British economist Paul Elkins writes of consumerism: "The possession and use of an increasing number and variety of goods and services is the principle aspiration and the surest personal route to personal happiness, social status, and national success." The chief means of spurring the public to buy more is marketing. From an early age, the average "consumer" hears hundreds of ads every day. In addition to direct advertising, product placement (intentionally showing products in television programs or movies so they are linked with characters) is a growing trend. In "word of mouth" marketing, people who are acting as unpaid "brand agents" push products on unsuspecting friends or acquaintances. U.S. businesses spent $1.5 billion on this kind of marketing in 2008 and the figure is expected to grow to $1.9 billion by 2010.
Steve Jones (David Duchovny) and his wife Kate (Demi Moore) move into an upscale gated community with their daughter Jenn (Amber Heard) and son Mick (Ben Hollingsworth). They are a very attractive family who seem to have an almost magical ability to be up on the latest product, whether it is a big screen TV, perfume, sneakers, or sports car. Their next-door neighbors, Larry (Gary Cole) and Summer (Glenne Headly) swoon after the perfection of their home, possessions, and clothes. At high school, Jenn and Mick have the same effect on their peers dazzling them with products they recommend.

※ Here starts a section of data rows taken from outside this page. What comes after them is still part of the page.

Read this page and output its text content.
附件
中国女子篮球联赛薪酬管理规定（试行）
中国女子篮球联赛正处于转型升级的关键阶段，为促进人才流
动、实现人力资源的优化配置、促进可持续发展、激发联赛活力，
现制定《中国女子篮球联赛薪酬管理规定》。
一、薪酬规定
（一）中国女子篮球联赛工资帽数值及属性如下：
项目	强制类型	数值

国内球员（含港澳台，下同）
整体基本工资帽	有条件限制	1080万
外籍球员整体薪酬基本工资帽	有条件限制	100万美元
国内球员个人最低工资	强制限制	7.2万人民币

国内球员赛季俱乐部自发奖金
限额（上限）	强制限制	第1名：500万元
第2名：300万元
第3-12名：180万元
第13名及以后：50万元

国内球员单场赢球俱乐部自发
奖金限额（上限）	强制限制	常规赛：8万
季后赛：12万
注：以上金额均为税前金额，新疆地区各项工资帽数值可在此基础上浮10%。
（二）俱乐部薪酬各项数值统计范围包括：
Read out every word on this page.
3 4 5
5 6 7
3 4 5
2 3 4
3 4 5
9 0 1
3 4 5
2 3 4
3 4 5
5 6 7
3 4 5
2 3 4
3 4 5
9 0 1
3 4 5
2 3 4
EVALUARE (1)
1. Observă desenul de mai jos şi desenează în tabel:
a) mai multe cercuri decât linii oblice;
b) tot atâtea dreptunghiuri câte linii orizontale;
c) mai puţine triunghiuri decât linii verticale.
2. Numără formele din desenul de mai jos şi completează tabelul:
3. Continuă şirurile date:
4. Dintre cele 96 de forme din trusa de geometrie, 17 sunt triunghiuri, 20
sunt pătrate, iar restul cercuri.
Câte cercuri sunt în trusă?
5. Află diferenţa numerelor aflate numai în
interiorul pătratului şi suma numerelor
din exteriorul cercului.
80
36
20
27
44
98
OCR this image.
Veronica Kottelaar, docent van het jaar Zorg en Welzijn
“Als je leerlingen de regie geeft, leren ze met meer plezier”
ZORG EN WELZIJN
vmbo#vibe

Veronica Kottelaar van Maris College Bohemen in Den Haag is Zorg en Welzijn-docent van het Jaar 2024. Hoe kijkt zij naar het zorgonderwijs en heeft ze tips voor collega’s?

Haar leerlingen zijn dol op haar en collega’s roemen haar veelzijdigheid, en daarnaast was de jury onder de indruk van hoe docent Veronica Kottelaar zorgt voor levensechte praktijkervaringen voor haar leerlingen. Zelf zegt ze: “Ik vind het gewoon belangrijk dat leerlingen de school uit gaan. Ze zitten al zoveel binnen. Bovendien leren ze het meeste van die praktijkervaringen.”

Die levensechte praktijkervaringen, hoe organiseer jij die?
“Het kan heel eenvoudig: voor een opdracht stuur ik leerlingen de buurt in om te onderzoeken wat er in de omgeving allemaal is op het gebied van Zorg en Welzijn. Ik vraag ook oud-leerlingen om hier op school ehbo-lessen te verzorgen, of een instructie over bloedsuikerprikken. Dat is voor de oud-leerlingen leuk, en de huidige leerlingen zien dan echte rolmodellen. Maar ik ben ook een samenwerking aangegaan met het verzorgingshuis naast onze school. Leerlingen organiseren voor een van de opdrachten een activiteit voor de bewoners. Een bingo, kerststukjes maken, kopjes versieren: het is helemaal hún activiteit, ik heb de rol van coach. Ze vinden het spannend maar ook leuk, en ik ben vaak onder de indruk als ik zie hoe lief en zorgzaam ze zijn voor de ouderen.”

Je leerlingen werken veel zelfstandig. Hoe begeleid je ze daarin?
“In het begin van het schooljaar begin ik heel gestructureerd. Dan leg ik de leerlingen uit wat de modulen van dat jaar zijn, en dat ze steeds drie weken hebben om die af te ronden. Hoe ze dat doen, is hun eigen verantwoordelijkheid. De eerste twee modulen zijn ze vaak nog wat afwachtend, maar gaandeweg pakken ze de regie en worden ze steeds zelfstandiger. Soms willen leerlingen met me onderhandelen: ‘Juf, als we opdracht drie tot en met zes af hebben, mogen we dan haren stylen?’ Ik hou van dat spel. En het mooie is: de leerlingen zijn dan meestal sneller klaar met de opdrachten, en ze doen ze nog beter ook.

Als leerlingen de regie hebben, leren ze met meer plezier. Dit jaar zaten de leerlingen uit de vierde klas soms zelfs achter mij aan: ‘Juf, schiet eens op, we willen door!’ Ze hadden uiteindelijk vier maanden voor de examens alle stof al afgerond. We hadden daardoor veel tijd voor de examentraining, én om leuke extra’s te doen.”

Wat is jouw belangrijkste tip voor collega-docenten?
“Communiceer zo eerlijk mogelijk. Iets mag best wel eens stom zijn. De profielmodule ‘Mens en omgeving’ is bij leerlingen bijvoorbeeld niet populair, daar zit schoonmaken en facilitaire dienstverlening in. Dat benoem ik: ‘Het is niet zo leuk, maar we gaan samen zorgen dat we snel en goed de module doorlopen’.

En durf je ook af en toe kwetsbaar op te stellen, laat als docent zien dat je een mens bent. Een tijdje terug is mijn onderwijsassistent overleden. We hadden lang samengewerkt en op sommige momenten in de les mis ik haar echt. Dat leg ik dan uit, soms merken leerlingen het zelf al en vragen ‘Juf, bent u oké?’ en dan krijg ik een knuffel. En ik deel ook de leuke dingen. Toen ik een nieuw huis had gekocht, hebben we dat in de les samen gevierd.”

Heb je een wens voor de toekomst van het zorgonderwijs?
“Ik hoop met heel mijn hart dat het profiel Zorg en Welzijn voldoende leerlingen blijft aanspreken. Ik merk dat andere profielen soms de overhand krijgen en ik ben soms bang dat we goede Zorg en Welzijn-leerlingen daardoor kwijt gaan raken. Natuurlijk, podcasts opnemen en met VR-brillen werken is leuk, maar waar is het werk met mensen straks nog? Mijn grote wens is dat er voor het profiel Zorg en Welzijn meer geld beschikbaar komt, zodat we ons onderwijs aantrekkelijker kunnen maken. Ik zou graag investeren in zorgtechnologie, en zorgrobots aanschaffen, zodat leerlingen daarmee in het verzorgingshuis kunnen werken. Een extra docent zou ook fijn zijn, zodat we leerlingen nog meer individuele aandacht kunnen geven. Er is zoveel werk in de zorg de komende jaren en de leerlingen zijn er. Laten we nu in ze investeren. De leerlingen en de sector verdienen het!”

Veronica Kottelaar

Soon the whole neighborhood is comparing and contrasting themselves with this thriving new family on the block. Sadly, Larry and Summer go overboard in trying to keep up with the Joneses, plunging into debt and financial catastrophe. Unbeknownst to their fans, the popular outsiders square off with problems of their own that have nothing to do with possessions.
The plot gimmick which we have tried very hard not to reveal works for a while and is very clever and feasible demonstrating how far corporations are willing to go to trick people into purchasing more than they need or even desire. But the predictable melodrama that overtakes the drama near the end is not very credible. Nonetheless, we're willing to overlook this flaw and to support writer and director Derrick Borte's critique of consumerism and all the bogus virtues that are connected with it.
Special features include deleted scenes.